S’il y a quelque chose que l’on a en effet tendance à oublier, c’est que la stabilité du Système Terre tient en grande partie à la qualité de nos sols. Est-il en effet nécessaire de rappeler que ces mêmes sols nous fournissent de l’eau douce et des ressources vitales – comme de la nourriture et des matières premières –, tout en participant à la régulation de notre climat et à la préservation de notre biodiversité ? Or, le problème, c’est que ces terres se dégradent chaque jour un peu plus du fait notamment de la déforestation, de l’urbanisation et de l’agriculture intensive, et ce, à une échelle sans précédent.
L’intensité du phénomène est aujourd’hui telle que sur les neuf limites planétaires (définies en 2009, soit il y a 15 ans déjà), sept sont en passe d’être dépassées, ou le sont déjà, en raison de la mauvaise qualité de nos sols – induite, doit-on encore le préciser, par les activités humaines. Parmi ces limites, citons le changement climatique, la disparition des espèces et la viabilité des écosystèmes, ou encore les systèmes d’eau douce et la circulation d’éléments naturels tels que l’azote ou le phosphore. En sus de la modification de l’occupation des sols, qui constitue à elle seule une limite planétaire.
Pour se convaincre de l’urgence de la situation, intéressons-nous un instant sur cette dernière limite, laquelle fait notamment référence à l’étendue des forêts. Ainsi était-il convenu au sein de la communauté scientifique que pour rester « à l’abri » et voir l’avenir sereinement, la superficie des forêts devait rester au-dessus de la barre des 75% en comparaison avec l’occupation forestière précédant l’ère préindustrielle. Or, à en croire les derniers chiffres disponibles, la couverture mondiale en forêts atteint aujourd’hui seulement 60% de sa superficie d’origine. « Nous nous trouvons au bord du précipice et devons décider si nous ferons ou non un pas de plus en avant », commentait d’ailleurs à ce propos Johan Rockström, auteur principal de l’étude et initiateur du concept de limites planétaires.

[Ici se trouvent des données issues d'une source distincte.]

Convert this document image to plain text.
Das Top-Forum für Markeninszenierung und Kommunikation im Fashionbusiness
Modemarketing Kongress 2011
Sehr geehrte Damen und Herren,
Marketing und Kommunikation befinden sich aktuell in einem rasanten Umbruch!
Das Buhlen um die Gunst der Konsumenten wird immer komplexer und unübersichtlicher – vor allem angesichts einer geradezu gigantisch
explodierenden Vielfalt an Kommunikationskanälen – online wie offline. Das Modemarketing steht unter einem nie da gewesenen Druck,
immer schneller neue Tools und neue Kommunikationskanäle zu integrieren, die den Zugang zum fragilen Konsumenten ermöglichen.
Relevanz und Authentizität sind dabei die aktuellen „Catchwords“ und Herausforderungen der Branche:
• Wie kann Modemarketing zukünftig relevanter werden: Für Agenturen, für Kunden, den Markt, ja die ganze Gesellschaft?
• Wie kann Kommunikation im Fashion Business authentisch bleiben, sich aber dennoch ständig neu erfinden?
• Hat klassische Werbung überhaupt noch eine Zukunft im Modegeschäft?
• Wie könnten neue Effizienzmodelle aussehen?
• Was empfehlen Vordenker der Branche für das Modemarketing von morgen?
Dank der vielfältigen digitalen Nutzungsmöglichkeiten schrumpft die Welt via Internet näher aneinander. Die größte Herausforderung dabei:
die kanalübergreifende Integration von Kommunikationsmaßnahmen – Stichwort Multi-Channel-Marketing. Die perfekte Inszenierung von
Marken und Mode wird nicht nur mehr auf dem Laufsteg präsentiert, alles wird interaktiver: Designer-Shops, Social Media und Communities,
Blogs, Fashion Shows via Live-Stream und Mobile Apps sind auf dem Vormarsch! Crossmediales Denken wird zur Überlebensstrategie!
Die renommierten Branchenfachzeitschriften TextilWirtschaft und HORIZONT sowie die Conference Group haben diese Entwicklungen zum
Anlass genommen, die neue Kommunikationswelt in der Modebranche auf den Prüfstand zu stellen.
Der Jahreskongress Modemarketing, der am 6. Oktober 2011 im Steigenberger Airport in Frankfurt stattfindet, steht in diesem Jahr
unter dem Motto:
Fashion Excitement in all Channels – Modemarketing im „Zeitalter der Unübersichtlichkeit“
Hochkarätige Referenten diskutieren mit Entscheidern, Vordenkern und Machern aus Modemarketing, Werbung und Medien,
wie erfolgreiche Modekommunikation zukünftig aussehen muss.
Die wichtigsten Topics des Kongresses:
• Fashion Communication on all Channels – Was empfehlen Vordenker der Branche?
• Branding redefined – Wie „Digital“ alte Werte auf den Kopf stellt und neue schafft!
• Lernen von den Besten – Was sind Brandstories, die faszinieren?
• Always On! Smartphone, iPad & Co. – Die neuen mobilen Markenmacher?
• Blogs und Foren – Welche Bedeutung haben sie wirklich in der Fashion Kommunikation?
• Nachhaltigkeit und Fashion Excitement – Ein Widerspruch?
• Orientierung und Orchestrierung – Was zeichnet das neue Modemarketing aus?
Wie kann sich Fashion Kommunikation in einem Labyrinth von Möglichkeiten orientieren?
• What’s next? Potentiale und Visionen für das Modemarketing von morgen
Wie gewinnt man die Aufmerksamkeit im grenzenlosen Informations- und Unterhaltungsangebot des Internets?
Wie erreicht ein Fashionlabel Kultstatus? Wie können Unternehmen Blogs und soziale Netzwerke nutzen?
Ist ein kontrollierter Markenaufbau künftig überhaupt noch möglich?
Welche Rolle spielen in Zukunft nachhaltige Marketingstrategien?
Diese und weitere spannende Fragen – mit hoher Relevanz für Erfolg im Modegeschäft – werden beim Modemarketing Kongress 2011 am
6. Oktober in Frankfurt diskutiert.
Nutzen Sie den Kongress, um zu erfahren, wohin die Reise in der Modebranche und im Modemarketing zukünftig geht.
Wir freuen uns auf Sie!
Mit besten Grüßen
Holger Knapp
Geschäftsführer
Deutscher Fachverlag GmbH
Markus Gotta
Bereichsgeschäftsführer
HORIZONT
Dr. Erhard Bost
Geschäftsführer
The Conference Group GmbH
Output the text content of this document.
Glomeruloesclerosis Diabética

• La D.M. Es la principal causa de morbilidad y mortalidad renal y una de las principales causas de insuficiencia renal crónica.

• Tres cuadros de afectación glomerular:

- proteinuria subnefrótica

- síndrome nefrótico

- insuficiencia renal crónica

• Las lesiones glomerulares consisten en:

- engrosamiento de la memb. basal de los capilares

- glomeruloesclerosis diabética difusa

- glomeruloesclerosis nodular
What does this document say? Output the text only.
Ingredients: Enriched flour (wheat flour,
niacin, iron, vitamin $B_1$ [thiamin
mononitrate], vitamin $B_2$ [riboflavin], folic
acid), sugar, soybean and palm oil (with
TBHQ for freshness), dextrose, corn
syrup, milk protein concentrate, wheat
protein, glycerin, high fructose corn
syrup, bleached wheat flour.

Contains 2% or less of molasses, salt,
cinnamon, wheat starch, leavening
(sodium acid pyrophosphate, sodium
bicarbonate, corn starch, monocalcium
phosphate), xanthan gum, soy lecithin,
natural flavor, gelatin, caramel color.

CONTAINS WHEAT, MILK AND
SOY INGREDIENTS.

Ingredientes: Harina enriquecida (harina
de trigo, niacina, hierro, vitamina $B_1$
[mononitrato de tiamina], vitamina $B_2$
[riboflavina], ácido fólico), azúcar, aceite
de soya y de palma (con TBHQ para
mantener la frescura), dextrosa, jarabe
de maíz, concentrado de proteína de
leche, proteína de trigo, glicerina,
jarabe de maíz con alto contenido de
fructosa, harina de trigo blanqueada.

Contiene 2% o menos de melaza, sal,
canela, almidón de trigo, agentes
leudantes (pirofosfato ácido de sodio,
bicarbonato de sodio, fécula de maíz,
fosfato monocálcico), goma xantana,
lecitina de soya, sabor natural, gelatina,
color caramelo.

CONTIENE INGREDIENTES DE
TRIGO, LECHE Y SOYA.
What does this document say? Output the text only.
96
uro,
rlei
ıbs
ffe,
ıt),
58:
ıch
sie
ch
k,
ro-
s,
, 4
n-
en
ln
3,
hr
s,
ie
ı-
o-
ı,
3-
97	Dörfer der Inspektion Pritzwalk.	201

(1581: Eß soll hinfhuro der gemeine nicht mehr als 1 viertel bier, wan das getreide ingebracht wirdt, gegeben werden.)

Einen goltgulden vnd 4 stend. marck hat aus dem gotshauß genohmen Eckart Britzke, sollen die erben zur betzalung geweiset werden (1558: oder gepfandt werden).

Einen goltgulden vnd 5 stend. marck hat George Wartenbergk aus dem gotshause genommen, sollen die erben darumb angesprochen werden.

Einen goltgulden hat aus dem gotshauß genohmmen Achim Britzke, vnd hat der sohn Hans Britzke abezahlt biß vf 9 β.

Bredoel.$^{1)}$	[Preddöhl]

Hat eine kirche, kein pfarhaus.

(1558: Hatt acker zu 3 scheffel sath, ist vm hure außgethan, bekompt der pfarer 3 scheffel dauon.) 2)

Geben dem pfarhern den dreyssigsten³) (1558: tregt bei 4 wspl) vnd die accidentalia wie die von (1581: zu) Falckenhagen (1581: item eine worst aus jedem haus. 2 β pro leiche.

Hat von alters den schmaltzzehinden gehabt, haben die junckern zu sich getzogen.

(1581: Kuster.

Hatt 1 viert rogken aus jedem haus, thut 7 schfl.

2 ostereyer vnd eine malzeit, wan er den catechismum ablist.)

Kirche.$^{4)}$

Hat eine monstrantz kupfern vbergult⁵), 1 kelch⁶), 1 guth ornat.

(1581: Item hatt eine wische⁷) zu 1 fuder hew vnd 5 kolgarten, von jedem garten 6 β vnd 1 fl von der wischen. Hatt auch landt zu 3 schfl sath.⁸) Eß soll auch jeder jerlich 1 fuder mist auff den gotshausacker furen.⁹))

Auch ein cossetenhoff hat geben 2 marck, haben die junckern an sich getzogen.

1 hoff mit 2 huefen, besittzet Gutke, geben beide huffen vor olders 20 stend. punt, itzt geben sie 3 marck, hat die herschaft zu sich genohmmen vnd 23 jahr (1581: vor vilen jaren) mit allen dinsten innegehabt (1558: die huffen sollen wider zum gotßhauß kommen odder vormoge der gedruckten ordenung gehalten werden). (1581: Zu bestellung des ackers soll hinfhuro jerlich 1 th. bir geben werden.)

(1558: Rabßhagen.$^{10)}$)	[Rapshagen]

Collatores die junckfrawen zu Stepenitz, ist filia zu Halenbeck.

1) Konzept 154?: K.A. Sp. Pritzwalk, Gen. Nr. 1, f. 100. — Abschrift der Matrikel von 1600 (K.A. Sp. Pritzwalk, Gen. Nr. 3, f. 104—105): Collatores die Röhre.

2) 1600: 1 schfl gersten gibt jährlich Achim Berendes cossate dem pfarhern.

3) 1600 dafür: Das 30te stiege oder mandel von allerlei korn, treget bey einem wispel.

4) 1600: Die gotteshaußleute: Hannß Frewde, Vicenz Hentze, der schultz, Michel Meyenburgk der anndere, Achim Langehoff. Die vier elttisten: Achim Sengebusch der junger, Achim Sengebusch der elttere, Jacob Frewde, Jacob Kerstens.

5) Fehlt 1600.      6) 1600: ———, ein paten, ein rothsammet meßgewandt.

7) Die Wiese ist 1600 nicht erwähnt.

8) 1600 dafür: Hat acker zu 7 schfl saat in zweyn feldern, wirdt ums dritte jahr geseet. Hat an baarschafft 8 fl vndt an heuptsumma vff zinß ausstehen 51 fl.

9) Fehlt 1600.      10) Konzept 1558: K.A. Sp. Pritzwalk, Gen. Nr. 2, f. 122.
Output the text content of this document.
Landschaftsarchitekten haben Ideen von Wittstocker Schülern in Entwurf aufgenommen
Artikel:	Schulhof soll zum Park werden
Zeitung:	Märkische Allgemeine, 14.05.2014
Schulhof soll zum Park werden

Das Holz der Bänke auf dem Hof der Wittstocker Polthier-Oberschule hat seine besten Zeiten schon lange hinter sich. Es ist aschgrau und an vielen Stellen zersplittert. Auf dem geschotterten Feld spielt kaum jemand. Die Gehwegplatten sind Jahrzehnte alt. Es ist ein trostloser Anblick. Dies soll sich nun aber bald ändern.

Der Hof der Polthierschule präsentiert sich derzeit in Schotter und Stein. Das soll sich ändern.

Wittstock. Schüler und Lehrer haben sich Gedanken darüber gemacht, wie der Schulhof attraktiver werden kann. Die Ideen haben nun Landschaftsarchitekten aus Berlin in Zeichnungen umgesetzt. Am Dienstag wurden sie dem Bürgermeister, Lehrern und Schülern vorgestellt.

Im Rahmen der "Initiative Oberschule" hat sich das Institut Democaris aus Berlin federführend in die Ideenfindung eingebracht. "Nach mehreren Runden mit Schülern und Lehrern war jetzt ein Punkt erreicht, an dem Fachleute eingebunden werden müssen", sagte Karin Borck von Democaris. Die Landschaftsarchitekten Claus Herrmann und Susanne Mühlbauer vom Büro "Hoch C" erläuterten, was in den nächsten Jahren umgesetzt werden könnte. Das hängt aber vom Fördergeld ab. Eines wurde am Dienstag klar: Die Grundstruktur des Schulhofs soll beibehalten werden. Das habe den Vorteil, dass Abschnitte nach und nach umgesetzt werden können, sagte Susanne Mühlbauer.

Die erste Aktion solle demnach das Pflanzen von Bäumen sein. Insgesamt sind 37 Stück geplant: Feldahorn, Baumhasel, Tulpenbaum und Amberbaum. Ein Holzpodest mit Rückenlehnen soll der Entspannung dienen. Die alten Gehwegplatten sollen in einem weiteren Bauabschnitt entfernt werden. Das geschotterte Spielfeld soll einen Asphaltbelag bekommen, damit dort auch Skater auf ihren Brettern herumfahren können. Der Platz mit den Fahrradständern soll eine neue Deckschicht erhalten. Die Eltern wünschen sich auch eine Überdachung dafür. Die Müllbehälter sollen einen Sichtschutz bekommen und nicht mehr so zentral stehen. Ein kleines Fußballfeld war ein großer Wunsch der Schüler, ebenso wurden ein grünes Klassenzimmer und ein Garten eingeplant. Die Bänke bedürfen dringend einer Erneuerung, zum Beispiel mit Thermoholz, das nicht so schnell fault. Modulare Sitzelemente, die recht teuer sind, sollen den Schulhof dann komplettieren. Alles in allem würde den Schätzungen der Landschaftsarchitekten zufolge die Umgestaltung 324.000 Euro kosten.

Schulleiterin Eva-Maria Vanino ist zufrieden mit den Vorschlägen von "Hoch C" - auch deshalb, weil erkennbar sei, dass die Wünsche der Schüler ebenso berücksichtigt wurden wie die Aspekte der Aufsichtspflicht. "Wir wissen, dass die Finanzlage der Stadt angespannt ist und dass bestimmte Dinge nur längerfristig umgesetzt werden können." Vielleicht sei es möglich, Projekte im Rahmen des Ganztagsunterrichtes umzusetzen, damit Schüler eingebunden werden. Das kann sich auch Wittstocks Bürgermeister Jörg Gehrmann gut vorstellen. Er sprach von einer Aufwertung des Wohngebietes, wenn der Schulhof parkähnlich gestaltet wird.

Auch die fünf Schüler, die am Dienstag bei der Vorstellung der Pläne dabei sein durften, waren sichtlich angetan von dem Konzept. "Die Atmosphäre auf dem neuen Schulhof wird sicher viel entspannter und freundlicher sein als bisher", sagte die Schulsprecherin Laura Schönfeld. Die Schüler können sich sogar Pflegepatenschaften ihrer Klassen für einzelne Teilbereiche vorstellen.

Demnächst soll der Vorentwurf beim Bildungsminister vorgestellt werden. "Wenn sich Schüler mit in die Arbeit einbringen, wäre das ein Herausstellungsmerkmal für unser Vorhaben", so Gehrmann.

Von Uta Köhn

Pour nous éloigner du gouffre, nous devons donc d’abord comprendre, mais surtout « accepter », les causes à l’origine de la dégradation des sols, et qui sont intrinsèquement liées à notre mode de vie général, que l’on soit ou non de nature sédentaire d’ailleurs. Et la première, dans la liste de nos activités les plus nocives, est sans aucun doute l’agriculture intensive, à l’origine de la déforestation, de l’érosion et la pollution des sols, et l’épuisement des ressources en eau potable. En plus bien entendu de l’excès d’engrais et autres composés chimiques, qui déstabilisent les écosystèmes.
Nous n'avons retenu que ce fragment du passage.